WRT resistance training, I don’t pursue any of the powerlifts (squat, bench, deadlift) anymore, instead focusing on other exercises that don’t load the spine/knees as much but allow you to load the requisite musculature easily. Weighted step ups instead of squats can be loaded quite heavy. Hyperextensions, one-legged hypers, and reverse hyperextensions can work the posterior chain with 1/2-1/3 the load on the spine as deadlifts. Bench doesn’t exactly load the spine but it is the most dangerous lift going by statistics (dropping the weight on yourself is the most common severe gym accident) and can be replaced with incline bench, dumbbell shoulder presses, and/or dips. These exercises are substantially easier to cue people on in a single session.
Many people IME push too hard, on the intuitive model of suffering being virtuous and health being virtuous and therefore… Or something like that. People are generally surprised that going a rep or two shy of failure is still driving very large benefits. Never pushing your edge isn’t too satisfying either of course, but it’s something that can be felt into over time.
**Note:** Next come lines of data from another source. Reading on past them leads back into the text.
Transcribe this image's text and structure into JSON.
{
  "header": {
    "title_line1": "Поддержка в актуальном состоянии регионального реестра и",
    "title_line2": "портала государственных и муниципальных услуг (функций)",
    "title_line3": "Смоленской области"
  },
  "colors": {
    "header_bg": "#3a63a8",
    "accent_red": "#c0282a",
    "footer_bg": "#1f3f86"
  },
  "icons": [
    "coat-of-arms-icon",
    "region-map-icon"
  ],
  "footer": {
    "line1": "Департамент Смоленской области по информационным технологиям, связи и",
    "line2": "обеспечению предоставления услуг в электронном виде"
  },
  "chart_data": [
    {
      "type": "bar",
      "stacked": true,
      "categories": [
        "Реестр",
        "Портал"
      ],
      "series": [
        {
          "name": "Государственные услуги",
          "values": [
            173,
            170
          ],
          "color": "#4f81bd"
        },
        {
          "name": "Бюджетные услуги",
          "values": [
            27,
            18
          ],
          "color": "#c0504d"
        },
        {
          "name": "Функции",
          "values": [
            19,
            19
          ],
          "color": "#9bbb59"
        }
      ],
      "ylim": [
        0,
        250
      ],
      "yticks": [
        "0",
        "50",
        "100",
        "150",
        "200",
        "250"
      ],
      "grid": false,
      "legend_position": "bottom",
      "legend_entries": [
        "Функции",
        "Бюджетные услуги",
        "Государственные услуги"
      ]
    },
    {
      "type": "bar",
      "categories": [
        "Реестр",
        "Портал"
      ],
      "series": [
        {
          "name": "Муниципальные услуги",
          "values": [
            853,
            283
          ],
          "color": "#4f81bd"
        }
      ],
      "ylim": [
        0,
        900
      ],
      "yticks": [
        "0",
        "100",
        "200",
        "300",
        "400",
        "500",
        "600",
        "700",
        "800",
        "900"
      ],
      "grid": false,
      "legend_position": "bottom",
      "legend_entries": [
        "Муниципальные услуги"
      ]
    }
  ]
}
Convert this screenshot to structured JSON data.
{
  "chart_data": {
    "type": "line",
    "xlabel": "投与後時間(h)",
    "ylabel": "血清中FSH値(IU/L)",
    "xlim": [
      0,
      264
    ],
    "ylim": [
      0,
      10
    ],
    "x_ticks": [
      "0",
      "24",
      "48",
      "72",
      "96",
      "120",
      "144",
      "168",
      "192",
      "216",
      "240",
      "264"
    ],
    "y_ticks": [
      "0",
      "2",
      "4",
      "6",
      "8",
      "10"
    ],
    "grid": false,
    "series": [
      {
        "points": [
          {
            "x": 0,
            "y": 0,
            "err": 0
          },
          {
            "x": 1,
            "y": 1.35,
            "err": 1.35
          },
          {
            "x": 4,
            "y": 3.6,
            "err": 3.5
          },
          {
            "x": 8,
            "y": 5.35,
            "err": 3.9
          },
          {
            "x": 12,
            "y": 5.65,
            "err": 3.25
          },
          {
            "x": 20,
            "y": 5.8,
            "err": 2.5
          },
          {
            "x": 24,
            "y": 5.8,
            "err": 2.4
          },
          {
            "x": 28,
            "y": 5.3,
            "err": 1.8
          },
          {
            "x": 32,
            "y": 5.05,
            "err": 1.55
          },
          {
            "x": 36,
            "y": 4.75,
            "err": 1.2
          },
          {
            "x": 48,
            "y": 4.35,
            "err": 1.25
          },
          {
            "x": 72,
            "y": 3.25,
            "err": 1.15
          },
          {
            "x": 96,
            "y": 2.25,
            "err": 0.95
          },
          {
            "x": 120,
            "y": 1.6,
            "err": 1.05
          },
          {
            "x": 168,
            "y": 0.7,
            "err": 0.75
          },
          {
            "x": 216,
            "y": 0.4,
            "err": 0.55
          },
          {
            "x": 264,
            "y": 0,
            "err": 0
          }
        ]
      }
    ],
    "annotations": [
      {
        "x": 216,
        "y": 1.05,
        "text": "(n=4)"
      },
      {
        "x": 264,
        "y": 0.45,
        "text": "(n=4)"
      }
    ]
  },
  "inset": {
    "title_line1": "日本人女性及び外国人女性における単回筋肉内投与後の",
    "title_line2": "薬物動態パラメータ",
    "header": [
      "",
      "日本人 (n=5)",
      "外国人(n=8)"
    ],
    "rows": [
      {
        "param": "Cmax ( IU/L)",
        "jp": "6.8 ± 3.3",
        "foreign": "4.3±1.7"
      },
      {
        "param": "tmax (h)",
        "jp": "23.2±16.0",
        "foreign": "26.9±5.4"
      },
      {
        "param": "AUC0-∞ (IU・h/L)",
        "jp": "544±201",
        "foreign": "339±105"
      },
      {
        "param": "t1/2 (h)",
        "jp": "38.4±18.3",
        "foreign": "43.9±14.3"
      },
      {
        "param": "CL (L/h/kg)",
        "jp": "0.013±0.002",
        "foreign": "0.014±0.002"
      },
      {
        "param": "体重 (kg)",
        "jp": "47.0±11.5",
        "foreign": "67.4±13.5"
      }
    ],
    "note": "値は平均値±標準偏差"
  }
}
Many people IME find exercise lacks intrinsic motivation because it doesn’t feel like it’s ‘for’ anything else in their life that they care about. WRT this, novelty, community, and skill acquisition winds up being very important relative to more sterile notions of optimal performance. Health is synergistic, and wanting better performance in a sport or activity drives a variety of other motivations from exercise choice, to diet, to sleep. A related thing is that home gyms seem intuitively appealing from an efficiency perspective, but many find they de facto do not exercise as much without the social reinforcement and teleological coherence of the gym environment.
One of the top voted comments on the original post was about training the nervous system, and indeed I’ve spent substantial efforts here over the last several years to enormous positive effect. I now can experientially agree with the literature that indicates that yoga is an under rated intervention not only for physical but for psychological health.
That’s all for now, I’ll add more if I think of anything or in response to questions.